PARIGI (FRANCIA) – Salvatore Caruso si ferma al terzo turno del Roland Garros maschile.

Il tennista di Avola, proveniente dalle qualificazioni e protagonista di un vero exploit nei primi due turni, si è arreso in tre set (6-3, 6-3, 6-2) al serbo Novak Djokovic, leader della classifica Atp e testa di serie numero 1, che accede così agli ottavi di finale.

“Ho riempito il mio box per la sfida con Djokovic. Meglio tardi che mai…”, racconta Caruso dopo aver affrontato sul Philippe Chatrier, uno degli stadi piu’ prestigiosi del mondo, il numero uno del mondo Djokovic. “Mi sono goduto ogni momento, ieri sera sono arrivati i miei genitori Enzo e Lina. Stamattina è arrivata mia sorella Rossella, mentre mio fratello Antonio era già qui a Parigi da qualche giorno”.

Il tennista di Avola racconta il match: “Sono soddisfatto per come è andata, per come ho gestito l’emozione di un palcoscenico così importante davanti a tanta gente. Non vedo l’ora di tornarci. Soprattutto nei primi due set me la sono giocata quasi alla pari contro il numero uno del mondo, poi nel terzo sono un po’ sceso di livello. Lui però non cala mai, è impressionante. Ecco, questo mi deve servire da insegnamento: per giocare contro avversari così forti devi salire di livello ed essere più costante, più solido in ogni momento della partita”.

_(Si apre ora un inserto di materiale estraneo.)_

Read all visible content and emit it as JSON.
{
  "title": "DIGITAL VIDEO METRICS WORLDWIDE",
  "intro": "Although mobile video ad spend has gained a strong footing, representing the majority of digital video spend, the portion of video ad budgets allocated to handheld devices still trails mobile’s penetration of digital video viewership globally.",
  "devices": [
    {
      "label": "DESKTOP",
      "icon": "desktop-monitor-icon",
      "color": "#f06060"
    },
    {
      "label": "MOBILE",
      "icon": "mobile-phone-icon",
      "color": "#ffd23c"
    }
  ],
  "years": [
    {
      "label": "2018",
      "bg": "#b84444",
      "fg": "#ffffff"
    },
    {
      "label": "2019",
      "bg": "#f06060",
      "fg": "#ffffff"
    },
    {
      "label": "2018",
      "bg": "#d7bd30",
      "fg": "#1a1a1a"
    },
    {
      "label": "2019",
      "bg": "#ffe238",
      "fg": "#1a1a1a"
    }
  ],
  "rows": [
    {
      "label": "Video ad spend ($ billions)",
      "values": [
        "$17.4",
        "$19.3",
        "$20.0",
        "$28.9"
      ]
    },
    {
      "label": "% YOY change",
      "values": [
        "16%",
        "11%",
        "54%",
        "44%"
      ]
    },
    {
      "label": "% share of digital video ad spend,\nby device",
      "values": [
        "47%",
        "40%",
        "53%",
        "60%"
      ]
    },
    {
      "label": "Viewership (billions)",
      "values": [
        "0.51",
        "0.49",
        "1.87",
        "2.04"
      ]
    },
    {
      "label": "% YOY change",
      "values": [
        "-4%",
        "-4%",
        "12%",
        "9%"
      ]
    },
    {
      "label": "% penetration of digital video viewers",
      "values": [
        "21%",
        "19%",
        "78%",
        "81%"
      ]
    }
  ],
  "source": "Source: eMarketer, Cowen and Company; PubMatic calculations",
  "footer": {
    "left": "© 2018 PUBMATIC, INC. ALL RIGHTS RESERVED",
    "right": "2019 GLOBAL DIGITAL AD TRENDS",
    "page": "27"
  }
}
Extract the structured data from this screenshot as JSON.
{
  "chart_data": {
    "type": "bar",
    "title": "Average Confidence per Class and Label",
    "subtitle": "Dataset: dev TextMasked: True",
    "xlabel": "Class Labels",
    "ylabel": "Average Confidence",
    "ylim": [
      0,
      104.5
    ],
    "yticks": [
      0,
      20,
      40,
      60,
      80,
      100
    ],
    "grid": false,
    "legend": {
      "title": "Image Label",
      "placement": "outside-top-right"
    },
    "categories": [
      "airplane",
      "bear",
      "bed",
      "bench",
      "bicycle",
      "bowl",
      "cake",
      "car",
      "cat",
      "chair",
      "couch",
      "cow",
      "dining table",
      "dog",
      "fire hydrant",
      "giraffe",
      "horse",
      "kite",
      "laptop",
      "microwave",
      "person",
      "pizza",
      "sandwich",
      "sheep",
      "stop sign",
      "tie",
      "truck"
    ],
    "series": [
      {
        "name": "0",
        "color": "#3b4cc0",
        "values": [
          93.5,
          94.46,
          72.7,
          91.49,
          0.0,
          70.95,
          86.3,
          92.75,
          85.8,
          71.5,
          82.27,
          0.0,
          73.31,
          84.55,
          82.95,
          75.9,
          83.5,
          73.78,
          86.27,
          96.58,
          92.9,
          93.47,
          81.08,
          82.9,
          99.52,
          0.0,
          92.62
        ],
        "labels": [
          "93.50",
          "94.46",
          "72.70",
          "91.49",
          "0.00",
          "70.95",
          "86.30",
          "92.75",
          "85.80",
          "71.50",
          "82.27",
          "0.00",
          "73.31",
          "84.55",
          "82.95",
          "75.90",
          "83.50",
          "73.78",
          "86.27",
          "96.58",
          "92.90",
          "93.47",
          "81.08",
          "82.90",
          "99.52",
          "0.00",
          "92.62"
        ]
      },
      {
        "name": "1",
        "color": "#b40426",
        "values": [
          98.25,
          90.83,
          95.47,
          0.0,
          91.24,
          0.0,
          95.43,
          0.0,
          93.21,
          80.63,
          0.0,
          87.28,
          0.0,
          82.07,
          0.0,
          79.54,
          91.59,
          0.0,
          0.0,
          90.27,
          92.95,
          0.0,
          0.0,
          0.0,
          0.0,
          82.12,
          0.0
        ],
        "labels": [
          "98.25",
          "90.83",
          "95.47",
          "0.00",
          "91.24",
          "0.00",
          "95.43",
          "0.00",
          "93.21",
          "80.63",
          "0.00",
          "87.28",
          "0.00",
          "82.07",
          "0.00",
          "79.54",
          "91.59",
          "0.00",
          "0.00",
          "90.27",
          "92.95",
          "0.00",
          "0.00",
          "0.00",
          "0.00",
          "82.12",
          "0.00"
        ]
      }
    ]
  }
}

La differenza l’hanno fatta le palle break: zero su cinque per il 26enne siciliano, 5 su 11 per Djokovic. “Lui sulle palle break è stato sempre molto bravo, niente da dire”, ammette. Lascia Parigi con il best ranking: era numero 147, salirà al numero 121. “Mi sono cancellato dal challenger di Poznan della prossima settimana perché dopo tanti match a Parigi tra qualificazioni e tabellone principale, sei in totale, devo recuperare. Sono affaticato – conclude – ripartirò dalla stagione sull’erba”.